POSTED RESPONSE TO A COLUMN BY GIDEON RACHMAN IN THE FINANCIAL TIMES
I am very proud of the fact that Canada has moved about as far a country can go in the matter of genuinely equal rights.
We have had gay marriage - not gay unions or some other unequal substitute, but marriage - for a few years now, and all forecasts of doom by the Religious Right have proved utter nonsense.
It took little time for this change to settle into the accepted social norm. Today in Toronto - a city that maybe four decades ago was so repressive in tone that it was known by some as the Belfast of the North – the Gay Pride parade is a major event, as big as the Santa Claus parade, with families and public officials attending, a turnout of a million, a big, happy party.
That’s a good measure of how human rights matters can change if some leadership is shown, as it was by our Supreme Court and Prime Ministers Jean Chretien and Paul Martin.
The horrible case in Uganda is interesting for two reasons.
First, the proposed laws were so extreme, involving the death penalty, that a world-wide protest was started.

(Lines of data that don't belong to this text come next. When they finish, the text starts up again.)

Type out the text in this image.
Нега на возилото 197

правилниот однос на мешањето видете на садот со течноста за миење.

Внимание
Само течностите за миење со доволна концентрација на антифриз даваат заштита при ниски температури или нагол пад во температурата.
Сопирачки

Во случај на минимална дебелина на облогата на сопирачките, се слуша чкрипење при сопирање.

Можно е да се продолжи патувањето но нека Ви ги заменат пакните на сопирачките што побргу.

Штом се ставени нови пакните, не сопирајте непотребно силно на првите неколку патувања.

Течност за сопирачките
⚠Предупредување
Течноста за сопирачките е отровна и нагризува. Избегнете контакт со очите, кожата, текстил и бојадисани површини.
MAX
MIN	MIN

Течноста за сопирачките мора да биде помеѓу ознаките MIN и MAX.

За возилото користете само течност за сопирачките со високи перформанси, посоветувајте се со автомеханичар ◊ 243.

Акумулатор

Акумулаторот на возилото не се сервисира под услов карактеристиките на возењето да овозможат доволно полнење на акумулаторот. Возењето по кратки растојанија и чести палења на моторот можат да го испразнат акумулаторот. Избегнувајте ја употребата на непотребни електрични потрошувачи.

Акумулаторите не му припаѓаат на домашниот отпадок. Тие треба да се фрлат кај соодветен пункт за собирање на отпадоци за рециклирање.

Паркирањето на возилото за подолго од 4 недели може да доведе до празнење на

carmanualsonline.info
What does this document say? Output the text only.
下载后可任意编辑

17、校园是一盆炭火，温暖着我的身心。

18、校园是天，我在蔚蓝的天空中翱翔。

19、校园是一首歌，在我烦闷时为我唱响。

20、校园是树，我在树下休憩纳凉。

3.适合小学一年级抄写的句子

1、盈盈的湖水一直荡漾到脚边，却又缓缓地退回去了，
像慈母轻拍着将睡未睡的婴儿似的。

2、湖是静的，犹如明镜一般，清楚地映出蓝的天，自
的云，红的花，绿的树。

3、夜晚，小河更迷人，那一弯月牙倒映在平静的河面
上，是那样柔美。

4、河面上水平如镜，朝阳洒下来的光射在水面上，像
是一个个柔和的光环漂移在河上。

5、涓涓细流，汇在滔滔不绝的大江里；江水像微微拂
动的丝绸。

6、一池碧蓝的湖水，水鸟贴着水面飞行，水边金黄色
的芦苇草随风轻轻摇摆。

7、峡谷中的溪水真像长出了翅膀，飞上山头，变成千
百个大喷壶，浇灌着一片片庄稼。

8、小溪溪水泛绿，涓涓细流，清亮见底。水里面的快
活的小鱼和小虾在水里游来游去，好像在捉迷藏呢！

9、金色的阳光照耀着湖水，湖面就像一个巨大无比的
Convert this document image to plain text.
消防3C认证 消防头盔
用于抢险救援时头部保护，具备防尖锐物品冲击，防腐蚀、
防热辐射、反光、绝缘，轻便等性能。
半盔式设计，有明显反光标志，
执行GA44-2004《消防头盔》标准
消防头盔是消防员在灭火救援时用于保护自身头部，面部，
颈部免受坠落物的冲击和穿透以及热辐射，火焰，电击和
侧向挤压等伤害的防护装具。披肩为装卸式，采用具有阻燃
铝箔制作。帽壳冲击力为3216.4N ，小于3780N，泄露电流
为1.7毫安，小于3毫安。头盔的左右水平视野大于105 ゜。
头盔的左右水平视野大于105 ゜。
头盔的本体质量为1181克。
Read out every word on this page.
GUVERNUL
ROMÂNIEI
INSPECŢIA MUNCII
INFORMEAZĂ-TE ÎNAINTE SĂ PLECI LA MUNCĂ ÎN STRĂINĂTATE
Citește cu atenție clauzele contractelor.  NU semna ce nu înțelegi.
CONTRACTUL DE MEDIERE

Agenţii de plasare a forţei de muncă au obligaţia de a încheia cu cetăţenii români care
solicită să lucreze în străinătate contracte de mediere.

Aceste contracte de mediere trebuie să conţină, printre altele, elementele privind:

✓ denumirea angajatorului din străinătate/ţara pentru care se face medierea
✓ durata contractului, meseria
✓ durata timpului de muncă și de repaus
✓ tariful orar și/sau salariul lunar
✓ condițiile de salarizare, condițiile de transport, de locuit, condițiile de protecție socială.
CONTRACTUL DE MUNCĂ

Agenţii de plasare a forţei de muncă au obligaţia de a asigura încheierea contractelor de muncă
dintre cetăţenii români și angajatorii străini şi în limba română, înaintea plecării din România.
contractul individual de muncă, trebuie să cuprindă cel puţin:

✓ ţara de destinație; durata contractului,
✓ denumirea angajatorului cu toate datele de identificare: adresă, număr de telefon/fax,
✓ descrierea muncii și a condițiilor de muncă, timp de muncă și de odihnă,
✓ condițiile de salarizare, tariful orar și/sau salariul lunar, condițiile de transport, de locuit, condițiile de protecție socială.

The proposal now at least has had the death penalty withdrawn.
The second reason the Uganda case is interesting is the influence of some of the most extreme Religious Right people from the United States.
A certain American fundamentalist has been very active there in promoting opposition to homosexuality with lectures and meetings.
America itself has a profound problem on this issue, as it does with so many genuine issues of human rights. A large and noisy portion of the population confuses human rights with religious standards, a go-nowhere situation.
But the Religious Right is fighting a rearguard action, just as it does on evolution or abortion rights. It is caught, like a deer in the headlights, by centuries-old notions in a constantly changing world. The direction of human rights in advanced societies has only one path to follow, and sooner or later, all must accept the fact.